The demonstration aimed in particular at supporting Catalonia's former president, Artur Mas, and the head of its parliament, Carme Forcadell.
In November 2014, they staged a symbolic vote on independence for the wealthy northeastern region in defiance of Spain's central government.
Mas is now to stand trial on charges of "serious disobedience" and "malfeasance," for which he risks a 10-year ban on holding office.
Both Mas and Forcadell attended the rally, which took place in front of the Four Columns, a Catalanist monument demolished during the Primo de Rivera dictatorship and later rebuilt in 2010.
Former president of the Catalan Generalitat Mas thanked the crowd and promised them “we will not falter, we’ll continue onwards. We know the importance of what we’re doing and we will give everything for this country”.
Catalans have a centuries-old culture with their own language and customs.

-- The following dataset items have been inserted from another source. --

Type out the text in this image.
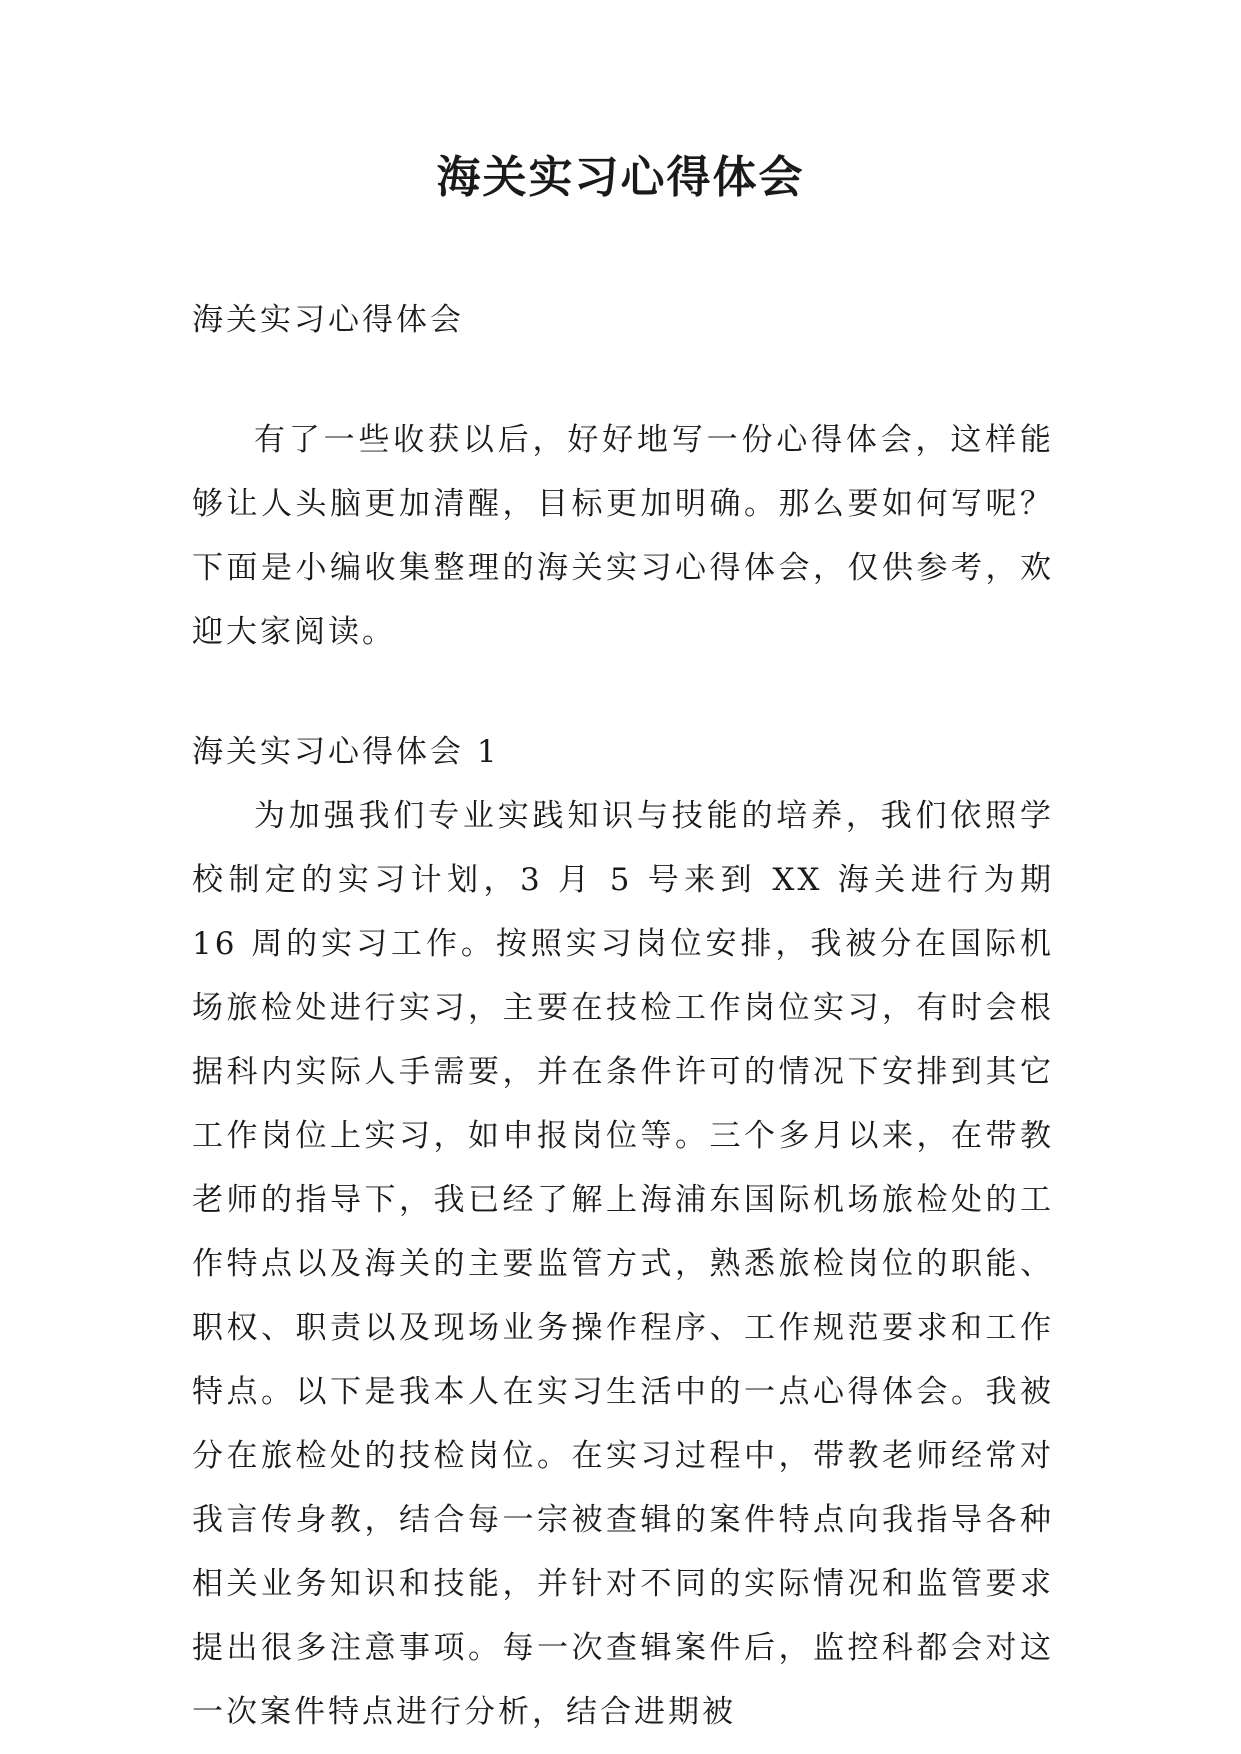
海关实习心得体会

海关实习心得体会

有了一些收获以后，好好地写一份心得体会，这样能够让人头脑更加清醒，目标更加明确。那么要如何写呢？下面是小编收集整理的海关实习心得体会，仅供参考，欢迎大家阅读。

海关实习心得体会 1

为加强我们专业实践知识与技能的培养，我们依照学校制定的实习计划，3 月 5 号来到 XX 海关进行为期 16 周的实习工作。按照实习岗位安排，我被分在国际机场旅检处进行实习，主要在技检工作岗位实习，有时会根据科内实际人手需要，并在条件许可的情况下安排到其它工作岗位上实习，如申报岗位等。三个多月以来，在带教老师的指导下，我已经了解上海浦东国际机场旅检处的工作特点以及海关的主要监管方式，熟悉旅检岗位的职能、职权、职责以及现场业务操作程序、工作规范要求和工作特点。以下是我本人在实习生活中的一点心得体会。我被分在旅检处的技检岗位。在实习过程中，带教老师经常对我言传身教，结合每一宗被查辑的案件特点向我指导各种相关业务知识和技能，并针对不同的实际情况和监管要求提出很多注意事项。每一次查辑案件后，监控科都会对这一次案件特点进行分析，结合进期被
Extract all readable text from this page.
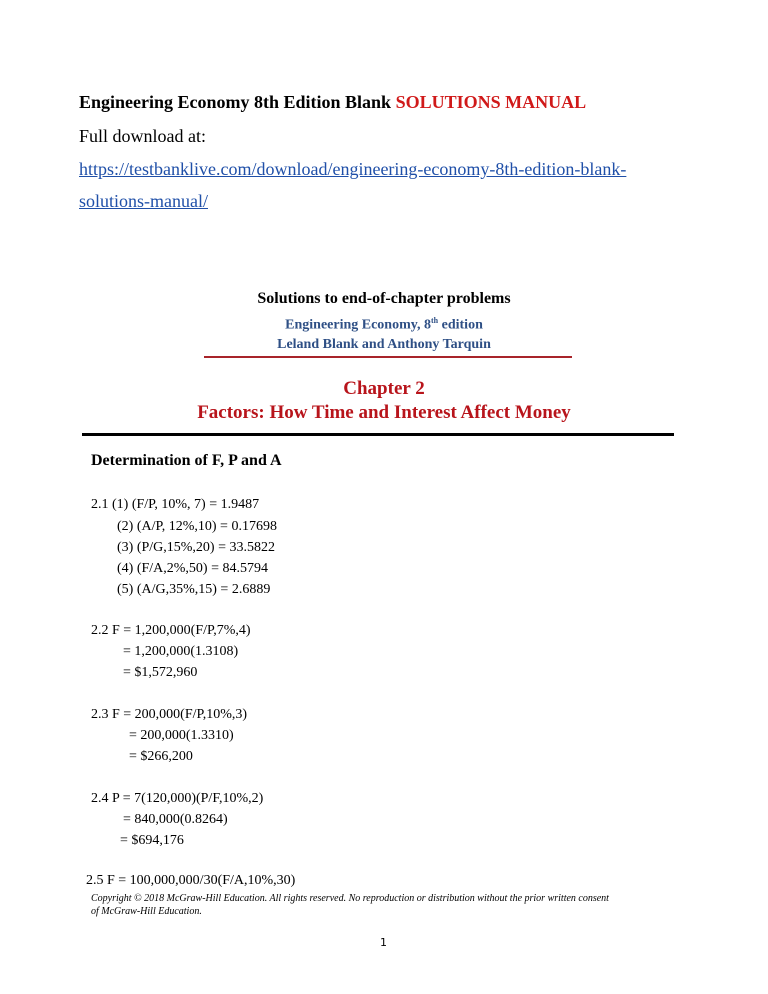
Engineering Economy 8th Edition Blank SOLUTIONS MANUAL
Full download at:
https://testbanklive.com/download/engineering-economy-8th-edition-blank-
solutions-manual/
Solutions to end-of-chapter problems
Engineering Economy, 8th edition
Leland Blank and Anthony Tarquin
Chapter 2
Factors: How Time and Interest Affect Money
Determination of F, P and A
2.1 (1) (F/P, 10%, 7) = 1.9487
(2) (A/P, 12%,10) = 0.17698
(3) (P/G,15%,20) = 33.5822
(4) (F/A,2%,50) = 84.5794
(5) (A/G,35%,15) = 2.6889
2.2 F = 1,200,000(F/P,7%,4)
= 1,200,000(1.3108)
= $1,572,960
2.3 F = 200,000(F/P,10%,3)
= 200,000(1.3310)
= $266,200
2.4 P = 7(120,000)(P/F,10%,2)
= 840,000(0.8264)
= $694,176
2.5 F = 100,000,000/30(F/A,10%,30)
Copyright © 2018 McGraw-Hill Education. All rights reserved. No reproduction or distribution without the prior written consent
of McGraw-Hill Education.
1
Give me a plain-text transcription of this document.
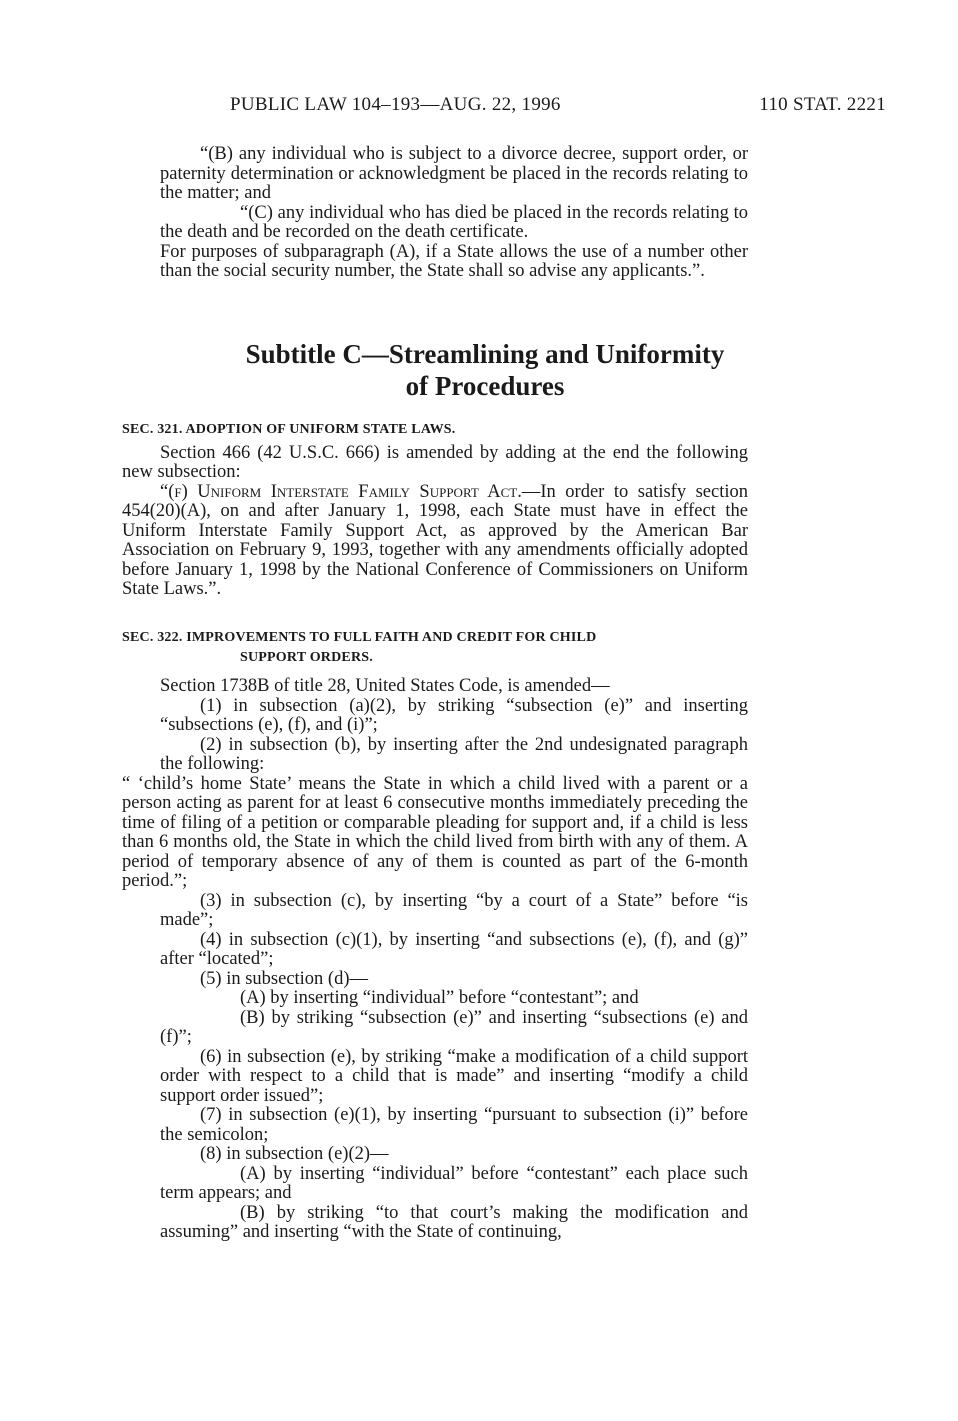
PUBLIC LAW 104–193—AUG. 22, 1996	110 STAT. 2221

“(B) any individual who is subject to a divorce decree, support order, or paternity determination or acknowledgment be placed in the records relating to the matter; and

“(C) any individual who has died be placed in the records relating to the death and be recorded on the death certificate.

For purposes of subparagraph (A), if a State allows the use of a number other than the social security number, the State shall so advise any applicants.”.

Subtitle C—Streamlining and Uniformity
of Procedures

SEC. 321. ADOPTION OF UNIFORM STATE LAWS.

Section 466 (42 U.S.C. 666) is amended by adding at the end the following new subsection:

“(f) Uniform Interstate Family Support Act.—In order to satisfy section 454(20)(A), on and after January 1, 1998, each State must have in effect the Uniform Interstate Family Support Act, as approved by the American Bar Association on February 9, 1993, together with any amendments officially adopted before January 1, 1998 by the National Conference of Commissioners on Uniform State Laws.”.

SEC. 322. IMPROVEMENTS TO FULL FAITH AND CREDIT FOR CHILD

SUPPORT ORDERS.

Section 1738B of title 28, United States Code, is amended—

(1) in subsection (a)(2), by striking “subsection (e)” and inserting “subsections (e), (f), and (i)”;

(2) in subsection (b), by inserting after the 2nd undesignated paragraph the following:

“ ‘child’s home State’ means the State in which a child lived with a parent or a person acting as parent for at least 6 consecutive months immediately preceding the time of filing of a petition or comparable pleading for support and, if a child is less than 6 months old, the State in which the child lived from birth with any of them. A period of temporary absence of any of them is counted as part of the 6-month period.”;

(3) in subsection (c), by inserting “by a court of a State” before “is made”;

(4) in subsection (c)(1), by inserting “and subsections (e), (f), and (g)” after “located”;

(5) in subsection (d)—

(A) by inserting “individual” before “contestant”; and

(B) by striking “subsection (e)” and inserting “subsections (e) and (f)”;

(6) in subsection (e), by striking “make a modification of a child support order with respect to a child that is made” and inserting “modify a child support order issued”;

(7) in subsection (e)(1), by inserting “pursuant to subsection (i)” before the semicolon;

(8) in subsection (e)(2)—

(A) by inserting “individual” before “contestant” each place such term appears; and

(B) by striking “to that court’s making the modification and assuming” and inserting “with the State of continuing,
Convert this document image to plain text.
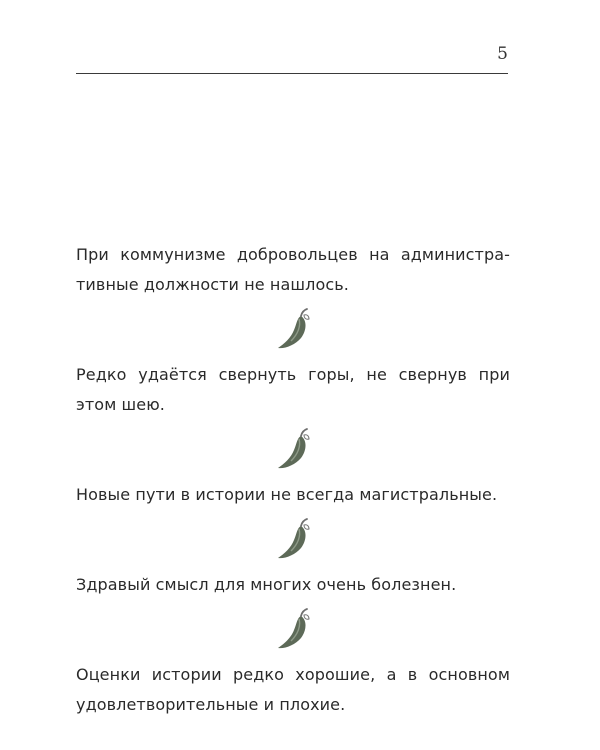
5

При коммунизме добровольцев на администра-

тивные должности не нашлось.

Редко удаётся свернуть горы, не свернув при

этом шею.

Новые пути в истории не всегда магистральные.

Здравый смысл для многих очень болезнен.

Оценки истории редко хорошие, а в основном

удовлетворительные и плохие.
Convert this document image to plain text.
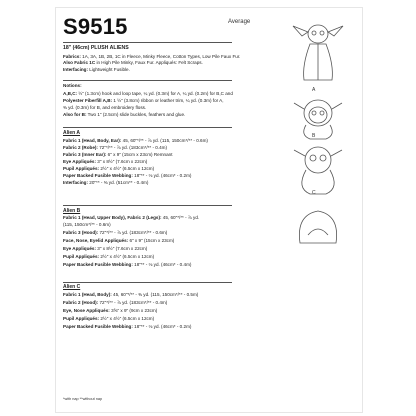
S9515	Average
18" (46cm) PLUSH ALIENS
Fabrics: 1A, 3A, 1B, 2B, 1C in Fleece, Minky Fleece, Cotton Types, Low Pile Faux Fur.
Also Fabric 1C in High Pile Minky, Faux Fur. Appliqués: Felt Scraps.
Interfacing: Lightweight Fusible.
Notions:
A,B,C: ½" (1.3cm) hook and loop tape, ¼ yd. (0.3m) for A, ¼ yd. (0.2m) for B,C and
Polyester Fiberfill A,B: 1 ½" (3.8cm) ribbon or leather trim, ¼ yd. (0.3m) for A,
⅜ yd. (0.3m) for B, and embroidery floss.
Also for B: Two 1" (2.5cm) slide buckles, feathers and glue.
Alien A
Fabric 1 (Head, Body, Ear): 45, 60"*/** - ⅞ yd. (115, 150cm*/** - 0.6m)
Fabric 2 (Robe): 72"*/** - ⅞ yd. (183cm*/** - 0.4m)
Fabric 3 (Inner Ear): 6" x 9" (15cm x 23cm) Remnant
Eye Appliqués: 3" x 8½" (7.6cm x 22cm)
Pupil Appliqués: 2½" x 4½" (6.5cm x 12cm)
Paper Backed Fusible Webbing: 18"** - ⅛ yd. (46cm* - 0.2m)
Interfacing: 20"** - ⅜ yd. (51cm** - 0.4m)
Alien B
Fabric 1 (Head, Upper Body), Fabric 2 (Legs): 45, 60"*/** - ⅞ yd.
(115, 150cm*/** - 0.6m)
Fabric 3 (Hood): 72"*/** - ⅞ yd. (183cm*/** - 0.6m)
Face, Nose, Eyelid Appliqués: 6" x 9" (15cm x 23cm)
Eye Appliqués: 3" x 8½" (7.6cm x 22cm)
Pupil Appliqués: 2½" x 4½" (6.5cm x 12cm)
Paper Backed Fusible Webbing: 18"** - ⅛ yd. (46cm* - 0.4m)
Alien C
Fabric 1 (Head, Body): 45, 60"*/** - ⅜ yd. (115, 150cm*/** - 0.5m)
Fabric 2 (Hood): 72"*/** - ⅞ yd. (183cm*/** - 0.4m)
Eye, Nose Appliqués: 3⅝" x 9" (9cm x 23cm)
Pupil Appliqués: 2½" x 4½" (6.5cm x 12cm)
Paper Backed Fusible Webbing: 18"** - ⅛ yd. (46cm* - 0.2m)
*with nap **without nap
A
B
C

Demands for autonomy have been fuelled by Spain's economic downturn, leading many to resent sending tax money to Madrid to prop up poorer regions.
On October 20, Spain's Constitutional Court cancelled a ban on bullfighting in Catalonia -- an issue that became emblematic of the tensions.
Current Catalan president Carles Puigdemont did not attend Sunday’s rally in Barcelona as he was receiving the freedom of his town of birth, Amer, near Girona.
“Wherever there is a democrat in Catalonia there will also be a clear voice raised against the undemocratic drive and pulse of the central government,” he said at the event.
Puigdemont also reiterated his promise to call a referendum on whether to secede from Spain in September 2017, insisting that Catalans “will decide their relationship with Spain freely at the ballot box”.